Escucho a los políticos decir que nos tenemos que preparar para una nueva situación climática desconocida. ¿Solo nos tenemos que preparar para este cambio?, pienso yo…
Retorno a la casa de José Saramago
El lunes decidí hacer una corta escapada vacacional a Lanzarote, ya entrado julio. Una isla en la que consideré seriamente la posibilidad de vivir, antes de optar por las Tierras del Ebro (ver “Lanzarote no es mi tierra pero es tierra mía (José Saramago)”, del 6 de septiembre de 2015, “Verano en Lanzarote”, del 16 de agosto de 2016, “Escrito desde un país llamado silencio” del 24 de agosto de 2016, “Lecturas de vacanciones y notas estivales”, del 11 de agosto de 2017, “Vivir o simplemente sobrevivir”, del 18 de agosto de 2023, entre otras). ¡Muchos días, muchos sentimientos, muchas vivencias en Lanzarote! No es extraño por tanto que haya decidido volver y lo he hecho con una idea central clara: revivir a Saramago y volver a su casa, partiendo de la idea que tengo de la relación entre creatividad y casas y parajes naturales. Casas “humanizadas”… También será una buena ocasión para reencontrarme con gente que aprecio y que vive allí. Una estancia corta, fugaz, pero suficiente.

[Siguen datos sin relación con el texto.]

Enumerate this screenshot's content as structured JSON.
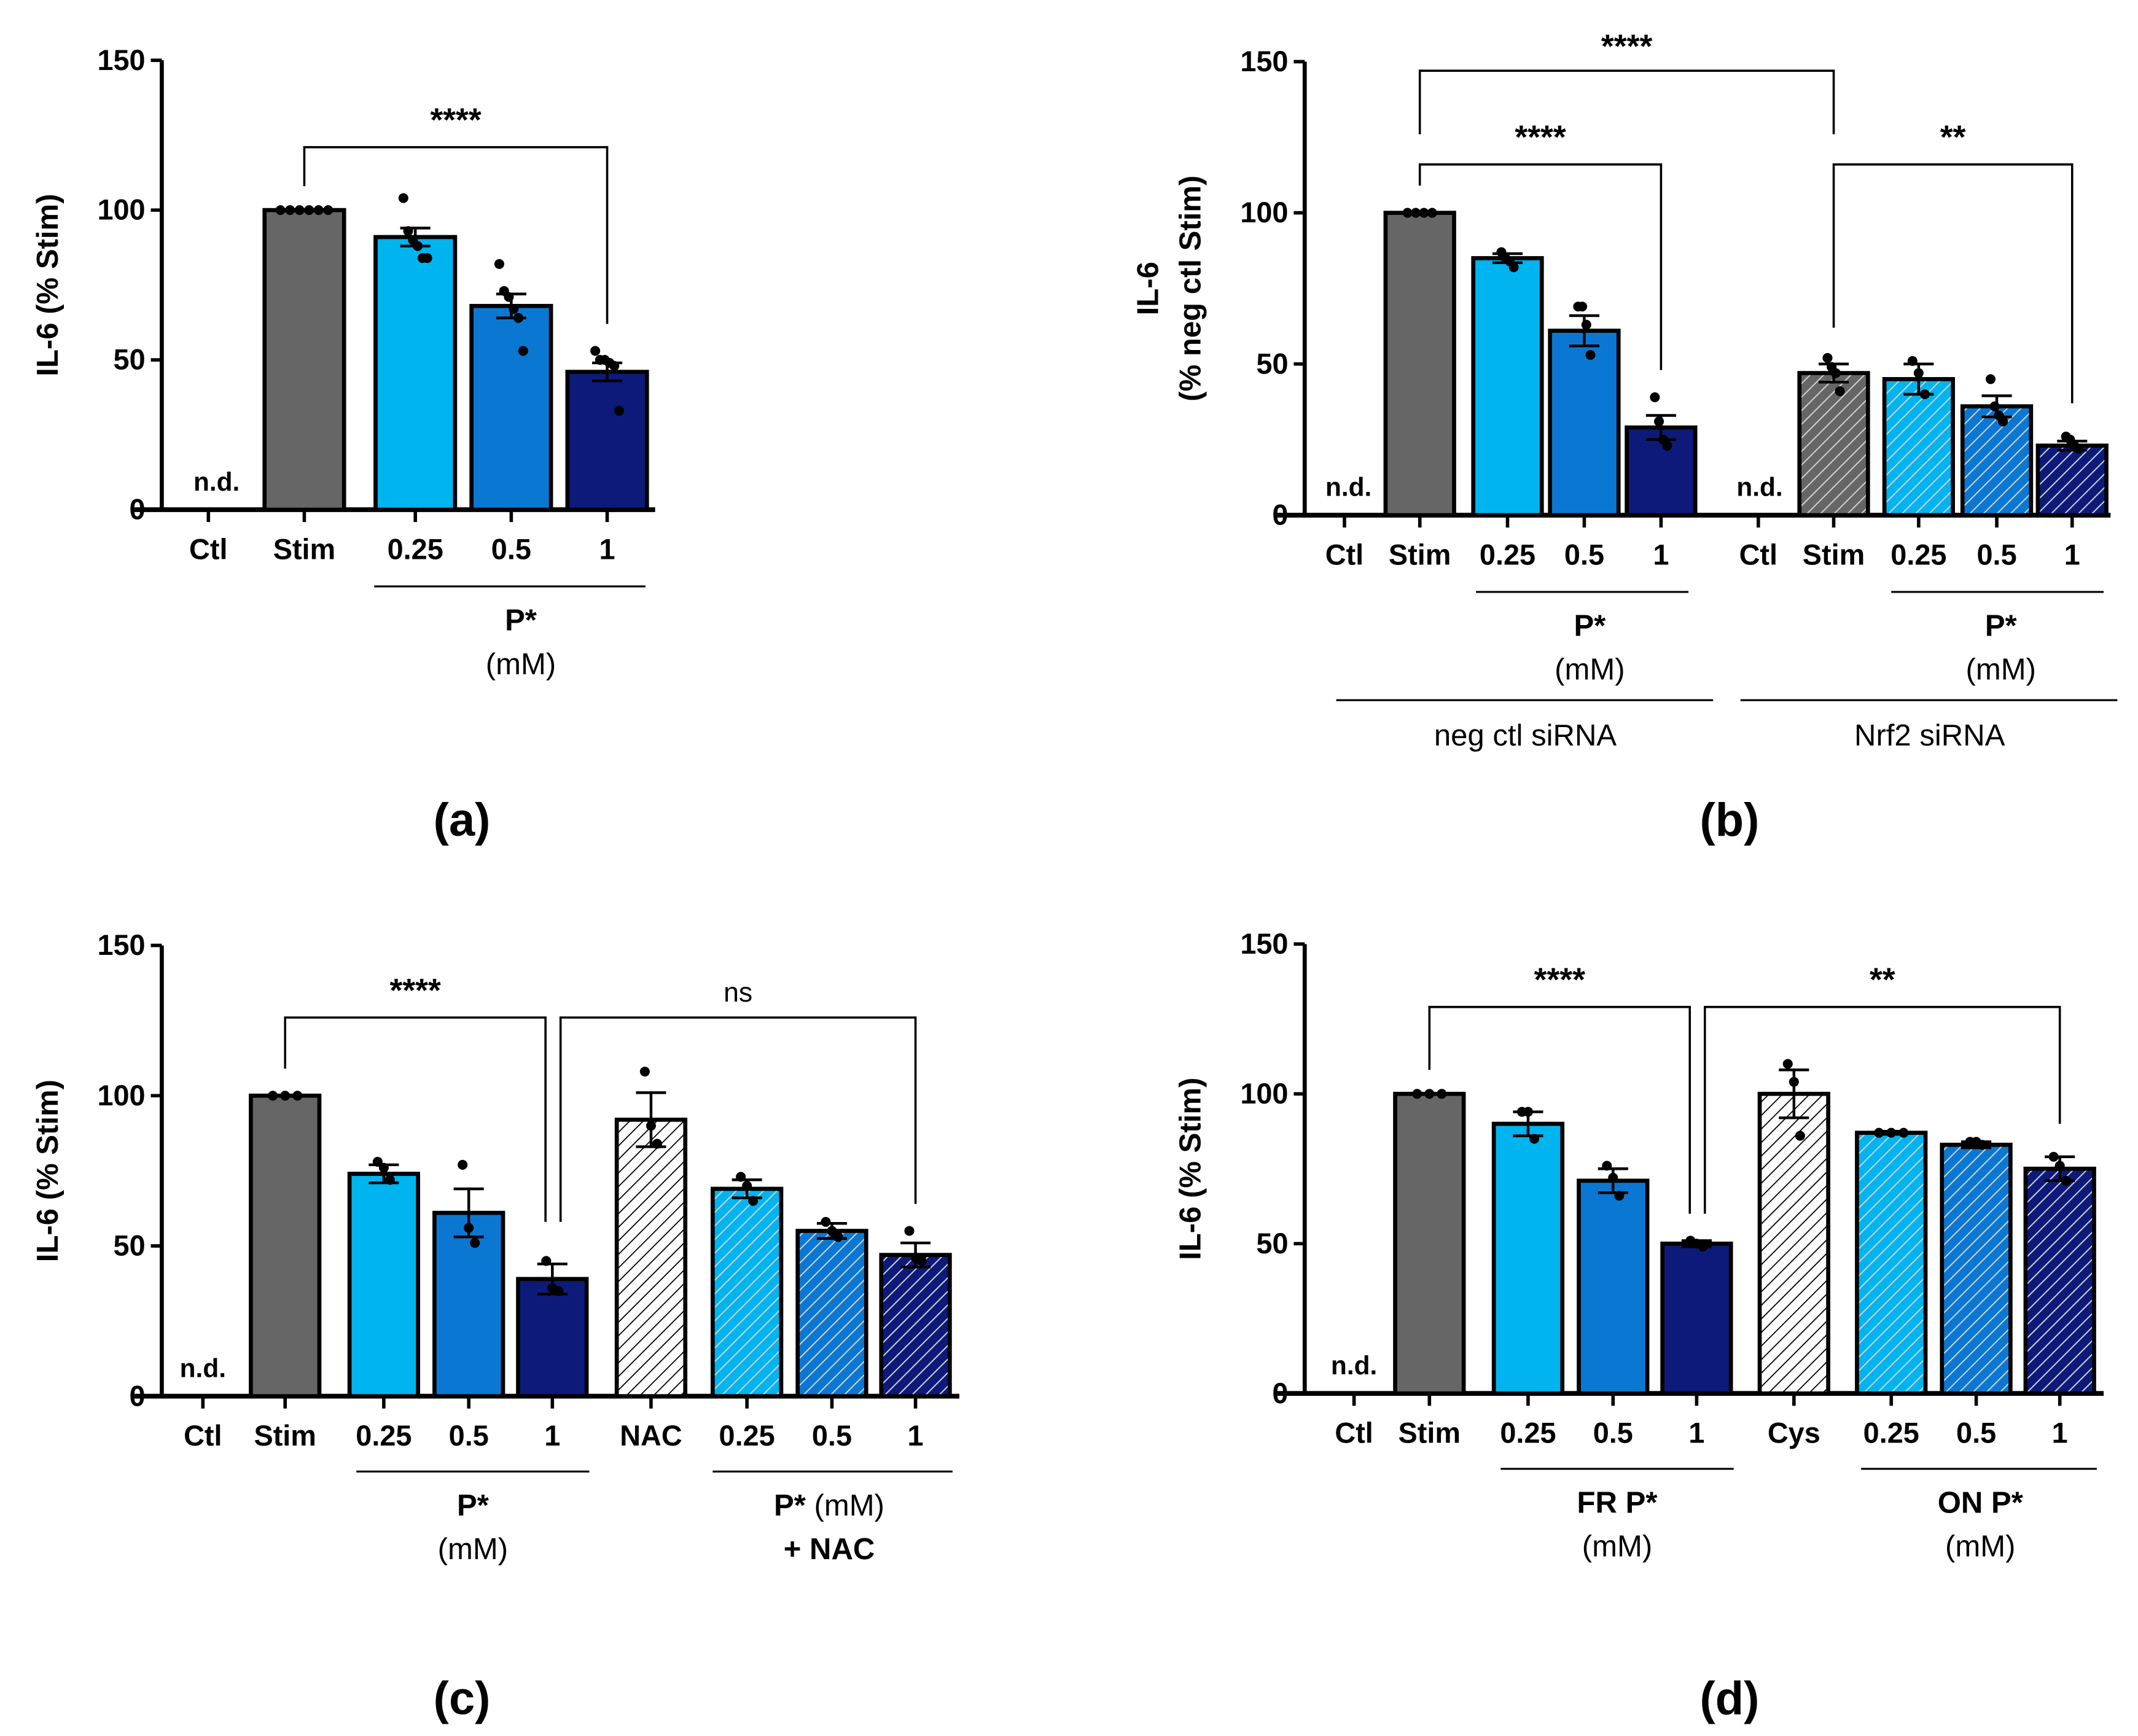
{
  "colors": {
    "gray": "#666666",
    "light": "#00b4f0",
    "medium": "#0a78d2",
    "dark": "#0d1a7a",
    "white": "#ffffff",
    "stripe": "#d0d0d0",
    "black": "#000000"
  },
  "chart_data": [
    {
      "type": "bar",
      "panel_label": "(a)",
      "ylabel": [
        "IL-6 (% Stim)"
      ],
      "ylim": [
        0,
        150
      ],
      "yticks": [
        "0",
        "50",
        "100",
        "150"
      ],
      "nd_label": "n.d.",
      "bars": [
        {
          "label": "Ctl",
          "value": null,
          "nd": true
        },
        {
          "label": "Stim",
          "value": 100,
          "sem": 0,
          "points": [
            100,
            100,
            100,
            100,
            100,
            100
          ],
          "color": "gray",
          "hatched": false
        },
        {
          "label": "0.25",
          "value": 91,
          "sem": 3,
          "points": [
            104,
            93,
            90,
            88,
            84,
            84
          ],
          "color": "light",
          "hatched": false
        },
        {
          "label": "0.5",
          "value": 68,
          "sem": 4,
          "points": [
            82,
            73,
            71,
            67,
            64,
            53
          ],
          "color": "medium",
          "hatched": false
        },
        {
          "label": "1",
          "value": 46,
          "sem": 3,
          "points": [
            53,
            50,
            50,
            49,
            48,
            33
          ],
          "color": "dark",
          "hatched": false
        }
      ],
      "brackets": [
        {
          "from": "Stim",
          "to": "1",
          "label": "****"
        }
      ],
      "group_labels": [
        {
          "lines": [
            "P*",
            "(mM)"
          ]
        }
      ]
    },
    {
      "type": "bar",
      "panel_label": "(b)",
      "ylabel": [
        "IL-6",
        "(% neg ctl Stim)"
      ],
      "ylim": [
        0,
        150
      ],
      "yticks": [
        "0",
        "50",
        "100",
        "150"
      ],
      "nd_label": "n.d.",
      "bars": [
        {
          "label": "Ctl",
          "value": null,
          "nd": true
        },
        {
          "label": "Stim",
          "value": 100,
          "sem": 0,
          "points": [
            100,
            100,
            100,
            100
          ],
          "color": "gray",
          "hatched": false
        },
        {
          "label": "0.25",
          "value": 85,
          "sem": 1.5,
          "points": [
            87,
            85,
            84,
            82
          ],
          "color": "light",
          "hatched": false
        },
        {
          "label": "0.5",
          "value": 61,
          "sem": 5,
          "points": [
            69,
            69,
            63,
            53
          ],
          "color": "medium",
          "hatched": false
        },
        {
          "label": "1",
          "value": 29,
          "sem": 4,
          "points": [
            39,
            31,
            25,
            23
          ],
          "color": "dark",
          "hatched": false
        },
        {
          "label": "Ctl",
          "value": null,
          "nd": true
        },
        {
          "label": "Stim",
          "value": 47,
          "sem": 3,
          "points": [
            52,
            49,
            47,
            41
          ],
          "color": "gray",
          "hatched": true
        },
        {
          "label": "0.25",
          "value": 45,
          "sem": 5,
          "points": [
            51,
            47,
            40
          ],
          "color": "light",
          "hatched": true
        },
        {
          "label": "0.5",
          "value": 36,
          "sem": 3.5,
          "points": [
            45,
            36,
            33,
            31
          ],
          "color": "medium",
          "hatched": true
        },
        {
          "label": "1",
          "value": 23,
          "sem": 1.5,
          "points": [
            26,
            25,
            23,
            22
          ],
          "color": "dark",
          "hatched": true
        }
      ],
      "brackets": [
        {
          "from": "neg ctl Stim",
          "to": "Nrf2 Stim",
          "label": "****"
        },
        {
          "from": "neg ctl Stim",
          "to": "neg ctl 1",
          "label": "****"
        },
        {
          "from": "Nrf2 Stim",
          "to": "Nrf2 1",
          "label": "**"
        }
      ],
      "group_labels": [
        {
          "lines": [
            "P*",
            "(mM)"
          ]
        },
        {
          "lines": [
            "P*",
            "(mM)"
          ]
        }
      ],
      "outer_groups": [
        "neg ctl siRNA",
        "Nrf2 siRNA"
      ]
    },
    {
      "type": "bar",
      "panel_label": "(c)",
      "ylabel": [
        "IL-6 (% Stim)"
      ],
      "ylim": [
        0,
        150
      ],
      "yticks": [
        "0",
        "50",
        "100",
        "150"
      ],
      "nd_label": "n.d.",
      "bars": [
        {
          "label": "Ctl",
          "value": null,
          "nd": true
        },
        {
          "label": "Stim",
          "value": 100,
          "sem": 0,
          "points": [
            100,
            100,
            100
          ],
          "color": "gray",
          "hatched": false
        },
        {
          "label": "0.25",
          "value": 74,
          "sem": 3,
          "points": [
            78,
            76,
            72
          ],
          "color": "light",
          "hatched": false
        },
        {
          "label": "0.5",
          "value": 61,
          "sem": 8,
          "points": [
            77,
            56,
            51
          ],
          "color": "medium",
          "hatched": false
        },
        {
          "label": "1",
          "value": 39,
          "sem": 5,
          "points": [
            45,
            36,
            35
          ],
          "color": "dark",
          "hatched": false
        },
        {
          "label": "NAC",
          "value": 92,
          "sem": 9,
          "points": [
            108,
            90,
            84
          ],
          "color": "white",
          "hatched": true
        },
        {
          "label": "0.25",
          "value": 69,
          "sem": 3,
          "points": [
            73,
            70,
            65
          ],
          "color": "light",
          "hatched": true
        },
        {
          "label": "0.5",
          "value": 55,
          "sem": 2.5,
          "points": [
            58,
            55,
            53
          ],
          "color": "medium",
          "hatched": true
        },
        {
          "label": "1",
          "value": 47,
          "sem": 4,
          "points": [
            55,
            46,
            45
          ],
          "color": "dark",
          "hatched": true
        }
      ],
      "brackets": [
        {
          "from": "Stim",
          "to": "1",
          "label": "****"
        },
        {
          "from": "1",
          "to": "NAC + 1",
          "label": "ns"
        }
      ],
      "group_labels": [
        {
          "lines": [
            "P*",
            "(mM)"
          ]
        },
        {
          "lines": [
            "P* (mM)",
            "+ NAC"
          ]
        }
      ]
    },
    {
      "type": "bar",
      "panel_label": "(d)",
      "ylabel": [
        "IL-6 (% Stim)"
      ],
      "ylim": [
        0,
        150
      ],
      "yticks": [
        "0",
        "50",
        "100",
        "150"
      ],
      "nd_label": "n.d.",
      "bars": [
        {
          "label": "Ctl",
          "value": null,
          "nd": true
        },
        {
          "label": "Stim",
          "value": 100,
          "sem": 0,
          "points": [
            100,
            100,
            100
          ],
          "color": "gray",
          "hatched": false
        },
        {
          "label": "0.25",
          "value": 90,
          "sem": 4,
          "points": [
            94,
            94,
            85
          ],
          "color": "light",
          "hatched": false
        },
        {
          "label": "0.5",
          "value": 71,
          "sem": 4,
          "points": [
            76,
            72,
            66
          ],
          "color": "medium",
          "hatched": false
        },
        {
          "label": "1",
          "value": 50,
          "sem": 1,
          "points": [
            51,
            50,
            49
          ],
          "color": "dark",
          "hatched": false
        },
        {
          "label": "Cys",
          "value": 100,
          "sem": 8,
          "points": [
            110,
            104,
            86
          ],
          "color": "white",
          "hatched": true
        },
        {
          "label": "0.25",
          "value": 87,
          "sem": 0.5,
          "points": [
            87,
            87,
            87
          ],
          "color": "light",
          "hatched": true
        },
        {
          "label": "0.5",
          "value": 83,
          "sem": 1,
          "points": [
            84,
            84,
            83
          ],
          "color": "medium",
          "hatched": true
        },
        {
          "label": "1",
          "value": 75,
          "sem": 4,
          "points": [
            79,
            76,
            71
          ],
          "color": "dark",
          "hatched": true
        }
      ],
      "brackets": [
        {
          "from": "Stim",
          "to": "FR 1",
          "label": "****"
        },
        {
          "from": "FR 1",
          "to": "ON 1",
          "label": "**"
        }
      ],
      "group_labels": [
        {
          "lines": [
            "FR P*",
            "(mM)"
          ]
        },
        {
          "lines": [
            "ON P*",
            "(mM)"
          ]
        }
      ]
    }
  ]
}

Me conmueve revivir el dilema entre espacio interior y espacio exterior. Repasando los mencionados posts escritos desde y/o acerca de Lanzarote, Saramago, su casa y su biblioteca, me doy cuenta de que tal vez hay “vida interior” ajena a cualquier espacio o entorno físico, pero que la creatividad que surge del interior hacia el exterior, que se comparte (como estoy haciendo ahora mismo mientras escribo desde un espacio para mí “mágico” en casa, en el Delta), no puede desvincularse de la energía que desprenden determinados lugares. Esto mismo lo encontraréis en los posts que escribí sobre Pablo Neruda, desde sus casas de Santiago de Chile, la Chascona, en Valparaíso, la Sebastiana e Isla Negra (ver “La Chascona”, del 3 de febrero de 2018 y “Isla Negra”, del 17 de febrero de 2022, entre otros).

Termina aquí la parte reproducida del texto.